Table 3 lists the AP and mAP for each method. Based on these statistical data, we can see that the proposed multi-scale CNN obtains the best mAP value of 89.6% among all the object detection methods. In addition, it obtains the highest AP values for almost all classes except storage tanks. Compared with the second best method of Faster R-CNN, there is a 4.97% increase for airplanes, a 11.79% increase for ships, a 42.68% increase for ships, a 1.78% increase for baseball diamonds, a 10.87% increase for tennis courts, a 3.23% increase for basketball courts, a 6.17% increase for ground track fields, a 17.54% increase for harbors, a 25.04% increase for bridges, and a 10.41% increase for vehicles.
Table 4 presents the average testing time per image for each method. It is seen that the computation time needed in our method is a little bit more than SSD, but much less than Faster R-CNN.
The bounding box quality is evaluated in
Table 6, which lists the AP and mAP for our method, Faster R-CNN and SSD under different IoU for all the test images. It can be easily seen from the table that the AP for each method drops when IoU increases. When IoU is equal to 0.3, we can see that our method obtains mAP value of 92.8%, and it obtains the highest AP values for all classes even for storage tanks.

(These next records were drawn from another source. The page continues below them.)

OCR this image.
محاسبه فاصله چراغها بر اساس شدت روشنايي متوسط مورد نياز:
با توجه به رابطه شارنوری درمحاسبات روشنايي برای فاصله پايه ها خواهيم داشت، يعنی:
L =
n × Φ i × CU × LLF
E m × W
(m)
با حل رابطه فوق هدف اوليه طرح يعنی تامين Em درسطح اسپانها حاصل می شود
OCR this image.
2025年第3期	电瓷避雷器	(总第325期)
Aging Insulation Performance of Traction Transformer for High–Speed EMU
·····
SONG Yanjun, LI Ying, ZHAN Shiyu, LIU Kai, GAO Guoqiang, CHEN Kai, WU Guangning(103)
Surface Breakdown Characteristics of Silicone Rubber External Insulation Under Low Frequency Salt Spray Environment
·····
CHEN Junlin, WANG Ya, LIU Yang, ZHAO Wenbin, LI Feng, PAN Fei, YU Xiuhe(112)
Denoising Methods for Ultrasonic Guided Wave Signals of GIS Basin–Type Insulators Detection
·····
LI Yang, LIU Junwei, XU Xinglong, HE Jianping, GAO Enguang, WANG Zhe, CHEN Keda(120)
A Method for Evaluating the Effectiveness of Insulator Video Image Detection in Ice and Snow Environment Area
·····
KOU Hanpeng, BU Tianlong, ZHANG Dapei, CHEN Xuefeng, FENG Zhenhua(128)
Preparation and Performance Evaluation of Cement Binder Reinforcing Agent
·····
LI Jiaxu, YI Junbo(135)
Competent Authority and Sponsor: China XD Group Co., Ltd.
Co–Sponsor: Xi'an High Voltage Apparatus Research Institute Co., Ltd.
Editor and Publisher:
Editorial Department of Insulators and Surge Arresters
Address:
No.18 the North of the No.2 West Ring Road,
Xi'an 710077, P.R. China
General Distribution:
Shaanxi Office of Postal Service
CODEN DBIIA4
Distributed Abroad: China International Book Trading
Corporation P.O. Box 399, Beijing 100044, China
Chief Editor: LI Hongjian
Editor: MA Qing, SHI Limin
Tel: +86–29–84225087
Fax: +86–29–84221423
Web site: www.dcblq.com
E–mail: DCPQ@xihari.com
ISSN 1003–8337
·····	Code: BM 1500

Figure 10 shows the different detection results of storage tanks using our method when IoU is set as 0.3 and 0.5. We can see that our method obtained a lower AP of storage tanks because many bounding boxes with targets inside it are considered as false alarms. If with a small IoU, the AP increased greatly. For fair comparison, we set IoU as 0.5 in this paper, the same as the IoU values in the baseline methods. However, these baseline methods are not for multi-scale geospatial objects detection in HRS imagery. As it is very important to determine a suitable IoU before detection, we can set a lower IoU in real remote sensing applications.